2. What makes cloud computing disruptive?
PL: A key thing - cloud computing changes the speed of adoption.  Customers gain faster time to market and value.  We don’t get on these super large projects and wait for ages and people really do hate to wait for the system to come on line.
Most people associate cloud application with a like factor. There is something here.
Another positive disruption - guaranteed service for a defined price.  At the end of the day, we have a defined cost. We have the price of adoption. Price per user per month. All these things are fixed.
This is a much more defined world than on-premise where you run the whole thing by yourself.
3. What is the next big thing in Cloud Computing?
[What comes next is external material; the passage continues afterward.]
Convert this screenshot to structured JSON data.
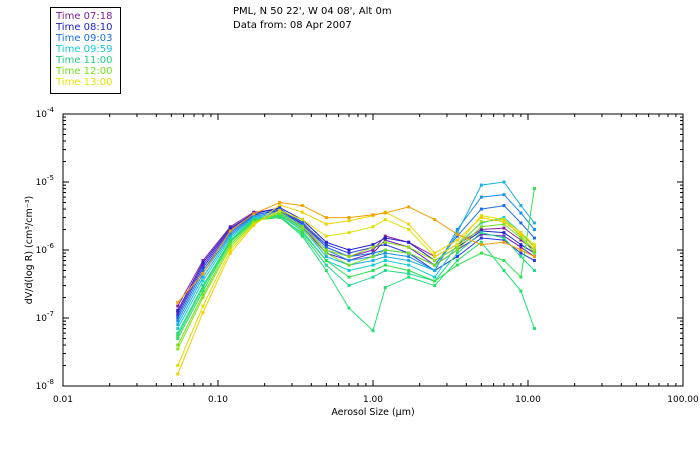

PL: We'll need to connect the cloud to the on-premise world.  This is the first thing that has to happen.  This is important.  The fluidity of applications.  The private parts of the network. This has to improve a lot.  We have to take services that run on-premises and combine them with the data in the cloud.  Outsource, in-0source, this is something that will have to come.  This is not a raw technology problem.  How can applications be run that takes advantage of outsourced HR with SaaS CRM, with on premise finance?  We have to be able to monitor how its working.
Also, the hybrid world of SAP products need to work with each other.  We can bring them together in a defined way.  Stick it together.  These things can happen.  What I would think would happen is a private private cloud.
What you get easily ask, I'm’ a big IT dept getting beaten up.  I’m threatened by on-demand all the time.  The interesting thing in cases where they sell the operations infrastructure, we’ll be the internal cloud service provider.  The idea is to use all the scalability advantages internally.

4. What are you doing that's disruptive for Cloud Computing?
PL: At SAP, delivering inMemory for on–premises software is key.  Taking in memory to blend internal and external data to create new levels of services is our vision.  This whole idea how you take data and try to transform this as a services will become what's disruptive.  How do you turn things that are analytics, and benchmarks for our customers.
5. Where do you see technology convergence with Cloud?
PL: We already see this in ByD and in other products. You can provide these services one-on-one.  We see platform in the cloud, natively in-memory with fully local persistence and several back ends.  A mobile access to the system in 5 years from now is normal.
Next generation will already be using mobile as the native capability.  Big Screen and a small screen will be normal.  Mobile will be everywhere.   Easy SDK’s for output on many devices.  You have to master this.  On demand platforms (will) run natively on in-memory databases.  Social will emerge as a fabric to prepare more structured processes. Collaboration will lead to a result and transaction. Huge background noise.
Just linking these trends are easy.  (The) more complicated thing is managing the unstructured data to see create context driven computing.
6. If you weren't focused on Cloud Computing what other disruptive technology would you have pursued?
PL: I'd be focused on developing advanced materials.  Think about material sciences and the creation of smart steel.  What can you do with high impact glass?  Take these advanced materials that auto generate energy through film and create lower efficiency levels.  This is fascinating area for me.
7. What's your favorite science fiction gadget of all time?
PL: Transporter rings in Stargate – those ring things create a portal with a water edge.  Love the worm hole mechanism and of course - time travel.